Dessert was Marie-Hélène's Apple Cake, one of those homey yet ridiculously delicious creations: apple pieces barely held together by a batter of eggs, sugar, flour, and butter. With a scoop of vanilla bean ice cream, there's nothing more satisfying in front of a fire while the evening darkens into night outside. I especially like that the recipe calls for using as many different types of apples as possible - it definitely gives it a rustic, use-what-you-got-from-the-garden edge.

Ispahaningredients

Finally, one recipe I had to try when I spotted it: the Ispahan Cake. I think it's almost a Pavlovian response now among bakers to think of Pierre Hermé and his famous macaron when raspberries, roses, and lychees are mentioned together. Dorie gives us a down-to-earth iteration of the Ispahan in her pretty in pink loaf cake, laced with rose syrup and studded with raspberries like hidden jewels. The rose syrup and extract make all the difference; rose syrup is fairly easy to find in Middle Eastern groceries and Dorie recommends the Star Kay White brand of rose extract.

Ispahancake

 At her book signing event at Omnivore Books, Dorie talked about her lifelong love for France and how this book documented this love affair - in essence, it almost acts as her autobiography. There's no doubt about Dorie's deep love for la belle France in this book, and I'm thrilled that she's chosen to share it with all of us. Thanks for writing such a great book Dorie, for coming to San Francisco twice in one week so I could hug you twice, for enjoying the jam, and for being you!

Marie-Hélène's Apple Cake

This recipe is courtesy of doriegreenspan.com

¾ cup all-purpose flour
¾ teaspoon baking powder
Pinch of salt
4 large apples (if you can, choose 4 different kinds)
2 large eggs
¾ cup sugar
3 tablespoons dark rum
½ teaspoon pure vanilla extract
8 tablespoons (1 stick) unsalted butter, melted and cooled

Center a rack in the oven and preheat the oven to 350 degrees F. Generously butter an 8-inch springform pan and put it on a baking sheet lined with a silicone baking mat or parchment paper.

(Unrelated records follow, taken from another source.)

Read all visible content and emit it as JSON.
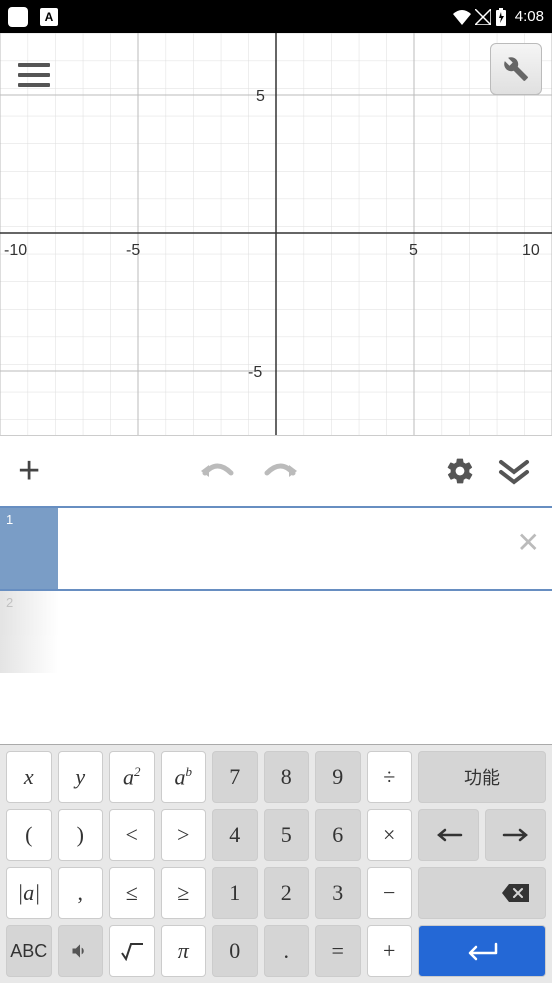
{
  "statusbar": {
    "time": "4:08",
    "a_label": "A"
  },
  "graph": {
    "x_ticks": [
      "-10",
      "-5",
      "5",
      "10"
    ],
    "y_ticks": [
      "5",
      "-5"
    ],
    "x_range": [
      -10,
      10
    ],
    "y_range": [
      -7,
      7
    ]
  },
  "toolbar": {
    "add": "+"
  },
  "input_rows": {
    "row1_num": "1",
    "row1_value": "",
    "row2_num": "2"
  },
  "keyboard": {
    "symbols": {
      "r1": [
        "x",
        "y",
        "a²",
        "aᵇ"
      ],
      "r2": [
        "(",
        ")",
        "<",
        ">"
      ],
      "r3": [
        "|a|",
        ",",
        "≤",
        "≥"
      ],
      "r4": [
        "ABC",
        "🔊",
        "√",
        "π"
      ]
    },
    "numbers": {
      "r1": [
        "7",
        "8",
        "9",
        "÷"
      ],
      "r2": [
        "4",
        "5",
        "6",
        "×"
      ],
      "r3": [
        "1",
        "2",
        "3",
        "−"
      ],
      "r4": [
        "0",
        ".",
        "=",
        "+"
      ]
    },
    "actions": {
      "functions": "功能",
      "left": "←",
      "right": "→",
      "backspace": "⌫",
      "enter": "↵"
    }
  }
}
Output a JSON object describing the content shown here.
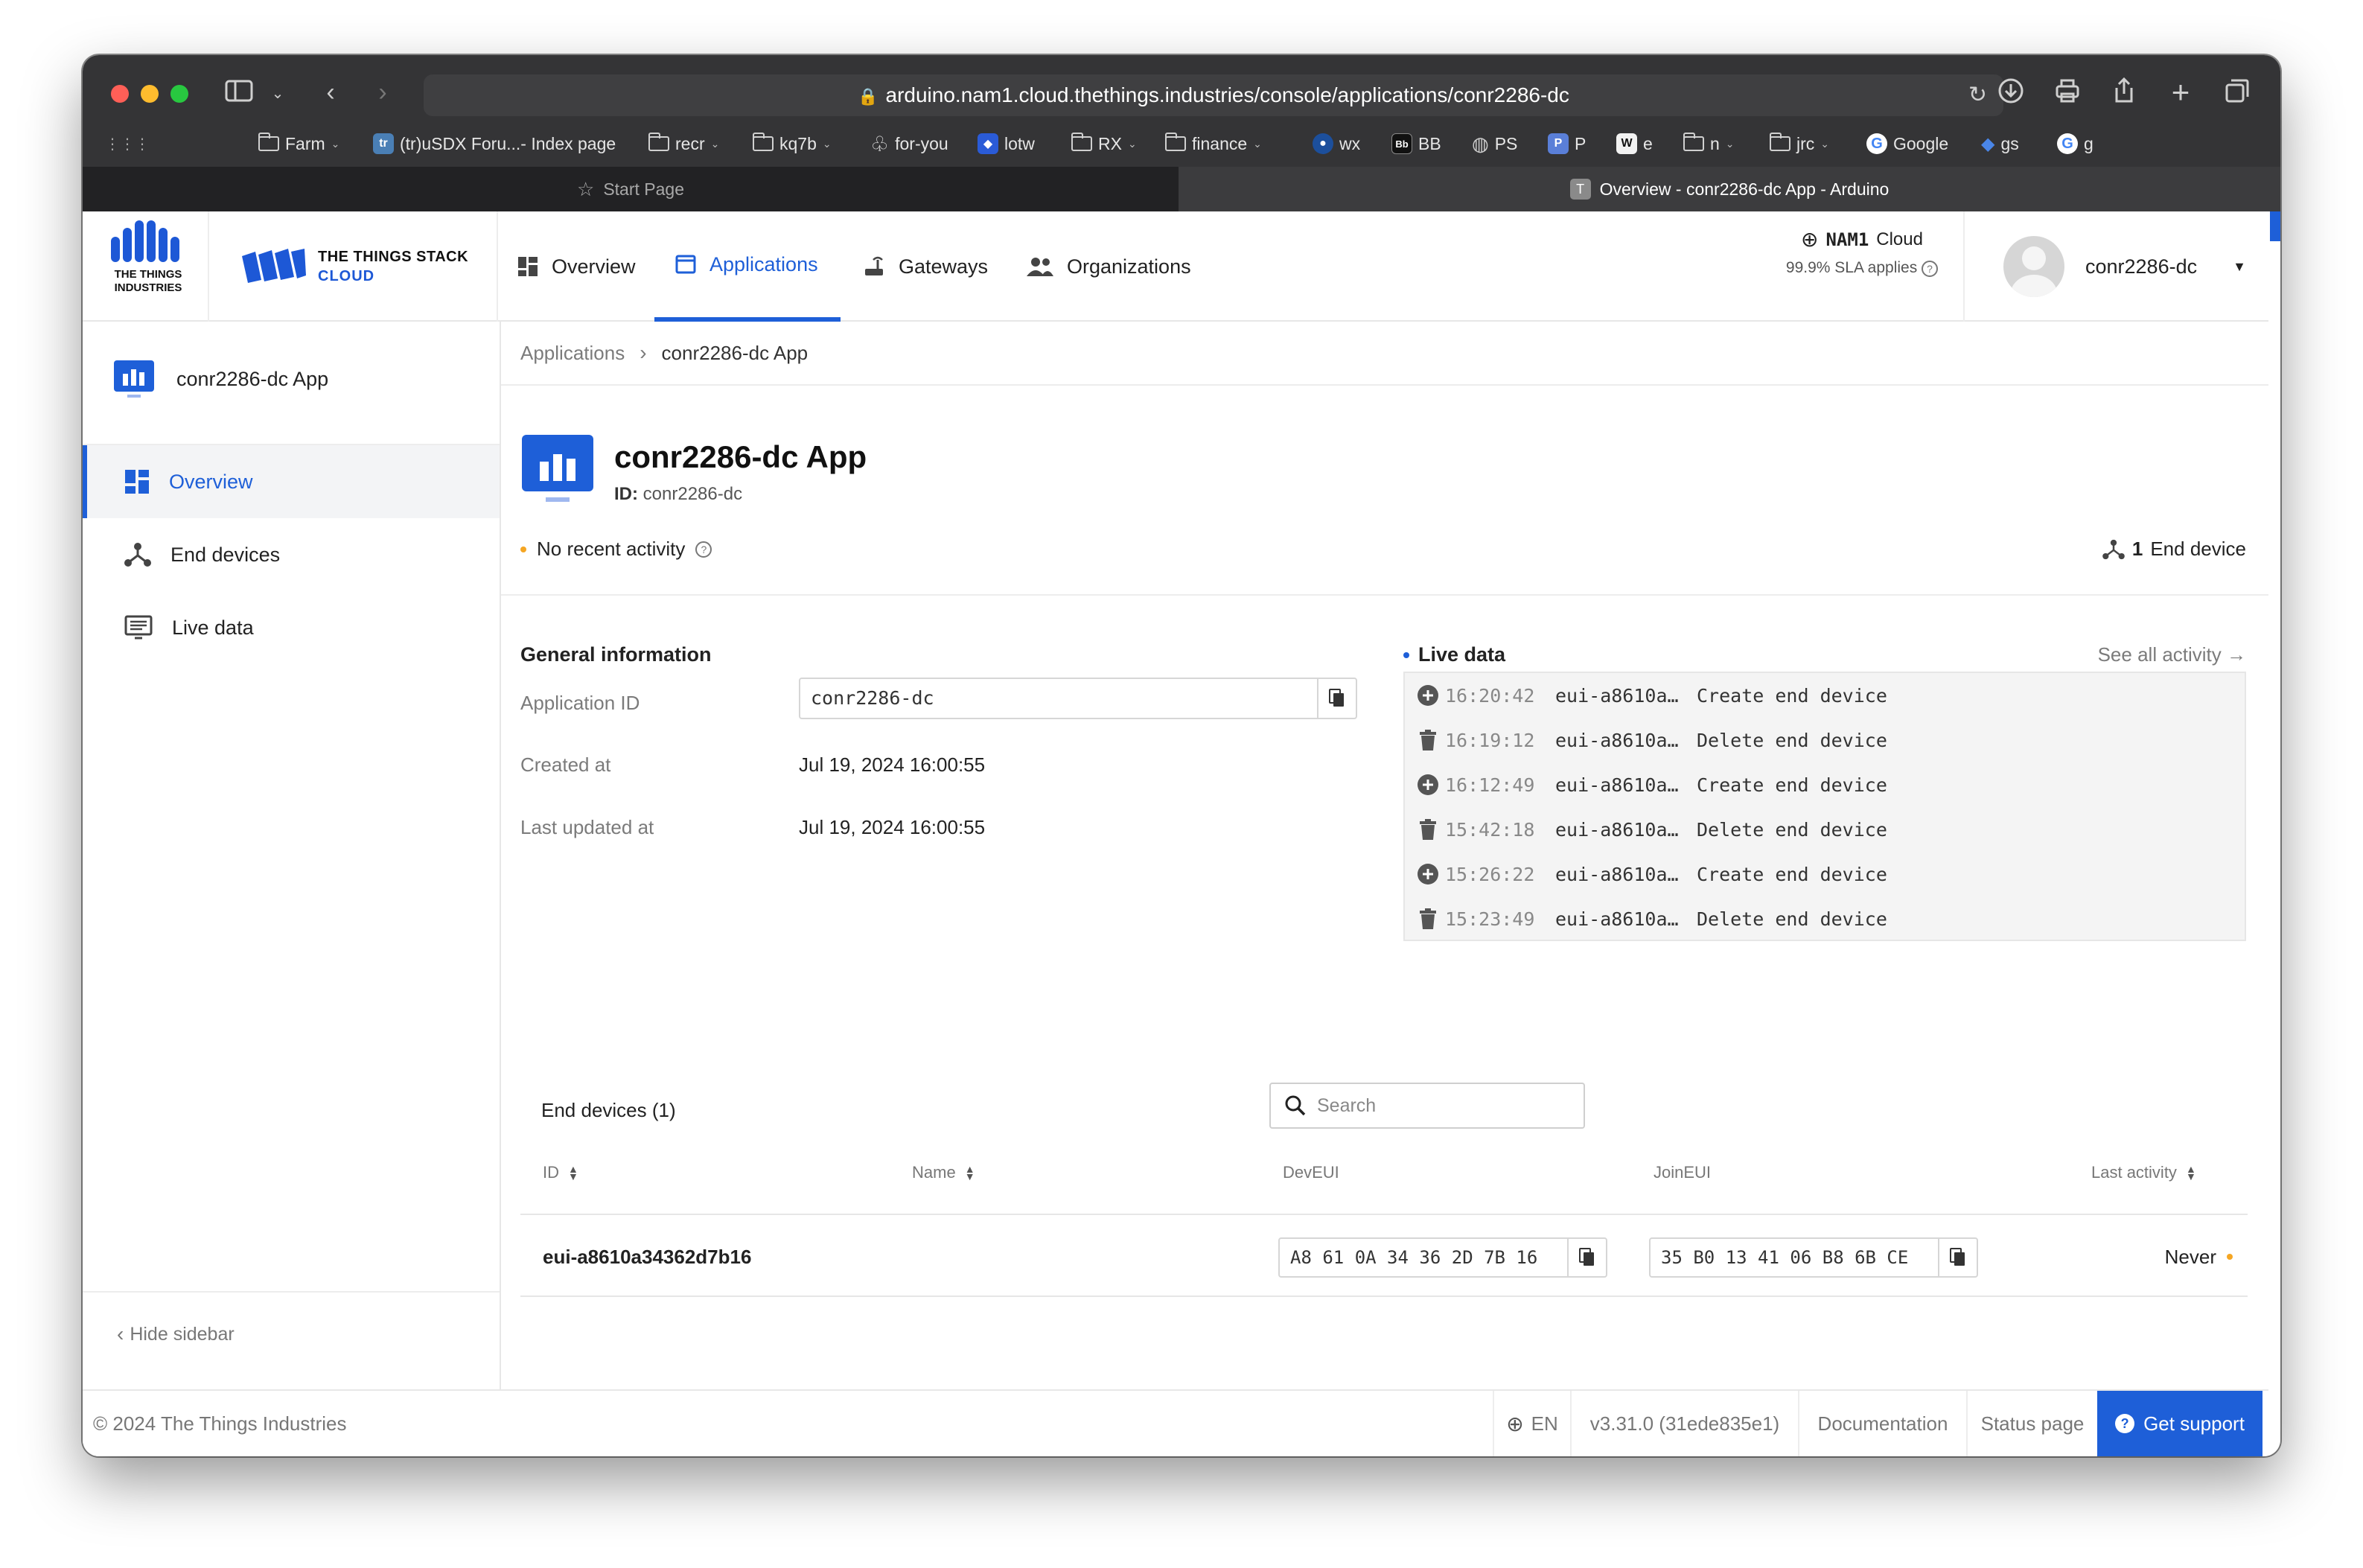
{
  "browser": {
    "url": "arduino.nam1.cloud.thethings.industries/console/applications/conr2286-dc",
    "bookmarks": [
      {
        "label": "Farm",
        "kind": "folder"
      },
      {
        "label": "(tr)uSDX Foru...- Index page",
        "kind": "site"
      },
      {
        "label": "recr",
        "kind": "folder"
      },
      {
        "label": "kq7b",
        "kind": "folder"
      },
      {
        "label": "for-you",
        "kind": "site"
      },
      {
        "label": "lotw",
        "kind": "site"
      },
      {
        "label": "RX",
        "kind": "folder"
      },
      {
        "label": "finance",
        "kind": "folder"
      },
      {
        "label": "wx",
        "kind": "site"
      },
      {
        "label": "BB",
        "kind": "site"
      },
      {
        "label": "PS",
        "kind": "site"
      },
      {
        "label": "P",
        "kind": "site"
      },
      {
        "label": "e",
        "kind": "site"
      },
      {
        "label": "n",
        "kind": "folder"
      },
      {
        "label": "jrc",
        "kind": "folder"
      },
      {
        "label": "Google",
        "kind": "site"
      },
      {
        "label": "gs",
        "kind": "site"
      },
      {
        "label": "g",
        "kind": "site"
      }
    ],
    "tabs": [
      {
        "label": "Start Page",
        "active": false
      },
      {
        "label": "Overview - conr2286-dc App - Arduino",
        "active": true,
        "favicon": "T"
      }
    ]
  },
  "header": {
    "brand_ttI": "THE THINGS INDUSTRIES",
    "brand_line1": "THE THINGS STACK",
    "brand_line2": "CLOUD",
    "nav": [
      {
        "label": "Overview",
        "icon": "grid-icon"
      },
      {
        "label": "Applications",
        "icon": "application-icon",
        "active": true
      },
      {
        "label": "Gateways",
        "icon": "gateway-icon"
      },
      {
        "label": "Organizations",
        "icon": "organizations-icon"
      }
    ],
    "cluster": "NAM1",
    "cluster_suffix": "Cloud",
    "sla": "99.9% SLA applies",
    "user": "conr2286-dc"
  },
  "sidebar": {
    "app_name": "conr2286-dc App",
    "items": [
      {
        "label": "Overview",
        "icon": "dashboard-icon",
        "active": true
      },
      {
        "label": "End devices",
        "icon": "end-devices-icon"
      },
      {
        "label": "Live data",
        "icon": "live-data-icon"
      }
    ],
    "hide": "Hide sidebar"
  },
  "main": {
    "breadcrumb": [
      "Applications",
      "conr2286-dc App"
    ],
    "title": "conr2286-dc App",
    "id_label": "ID:",
    "id_value": "conr2286-dc",
    "activity": "No recent activity",
    "end_device_count": "1",
    "end_device_count_label": "End device",
    "general": {
      "heading": "General information",
      "rows": [
        {
          "label": "Application ID",
          "value": "conr2286-dc"
        },
        {
          "label": "Created at",
          "value": "Jul 19, 2024 16:00:55"
        },
        {
          "label": "Last updated at",
          "value": "Jul 19, 2024 16:00:55"
        }
      ]
    },
    "live": {
      "heading": "Live data",
      "see_all": "See all activity →",
      "events": [
        {
          "time": "16:20:42",
          "device": "eui-a8610a…",
          "event": "Create end device",
          "icon": "plus-circle-icon"
        },
        {
          "time": "16:19:12",
          "device": "eui-a8610a…",
          "event": "Delete end device",
          "icon": "trash-icon"
        },
        {
          "time": "16:12:49",
          "device": "eui-a8610a…",
          "event": "Create end device",
          "icon": "plus-circle-icon"
        },
        {
          "time": "15:42:18",
          "device": "eui-a8610a…",
          "event": "Delete end device",
          "icon": "trash-icon"
        },
        {
          "time": "15:26:22",
          "device": "eui-a8610a…",
          "event": "Create end device",
          "icon": "plus-circle-icon"
        },
        {
          "time": "15:23:49",
          "device": "eui-a8610a…",
          "event": "Delete end device",
          "icon": "trash-icon"
        }
      ]
    },
    "end_devices": {
      "heading": "End devices (1)",
      "search_placeholder": "Search",
      "columns": [
        "ID",
        "Name",
        "DevEUI",
        "JoinEUI",
        "Last activity"
      ],
      "rows": [
        {
          "id": "eui-a8610a34362d7b16",
          "name": "",
          "dev_eui": "A8 61 0A 34 36 2D 7B 16",
          "join_eui": "35 B0 13 41 06 B8 6B CE",
          "last_activity": "Never"
        }
      ]
    }
  },
  "footer": {
    "copyright": "© 2024 The Things Industries",
    "lang": "EN",
    "version": "v3.31.0 (31ede835e1)",
    "docs": "Documentation",
    "status": "Status page",
    "support": "Get support"
  },
  "colors": {
    "accent": "#1e5fd8",
    "activity_dot": "#f5a623",
    "chrome": "#343436"
  }
}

Whisk the flour, baking powder, and salt together in small bowl.

Peel the apples, cut them in half and remove the cores. Cut the apples into 1- to 2-inch chunks.

In a medium bowl, beat the eggs with a whisk until they’re foamy. Pour in the sugar and whisk for a minute or so to blend. Whisk in the rum and vanilla. Whisk in half the flour and when it is incorporated, add half the melted butter, followed by the rest of the flour and the remaining butter, mixing gently after each addition so that you have a smooth, rather thick batter. Switch to a rubber spatula and fold in the apples, turning the fruit so that it’s coated with batter. Scrape the mix into the pan and poke it around a little with the spatula so that it’s evenish.

Slide the pan into the oven and bake for 50 to 60 minutes, or until the top of the cake is golden brown and a knife inserted deep into the center comes out clean; the cake may pull away from the sides of the pan. Transfer to a cooling rack and let rest for 5 minutes.

Carefully run a blunt knife around the edges of the cake and remove the sides of the springform pan. (Open the springform slowly, and before it’s fully opened, make sure there aren’t any apples stuck to it.) Allow the cake to cool until it is just slightly warm or at room temperature. If you want to remove the cake from the bottom of the springform pan, wait until the cake is almost cooled, then run a long spatula between the cake and the pan, cover the top of the cake with a piece of parchment or wax paper, and invert it onto a rack. Carefully remove the bottom of the pan and turn the cake over onto a serving dish.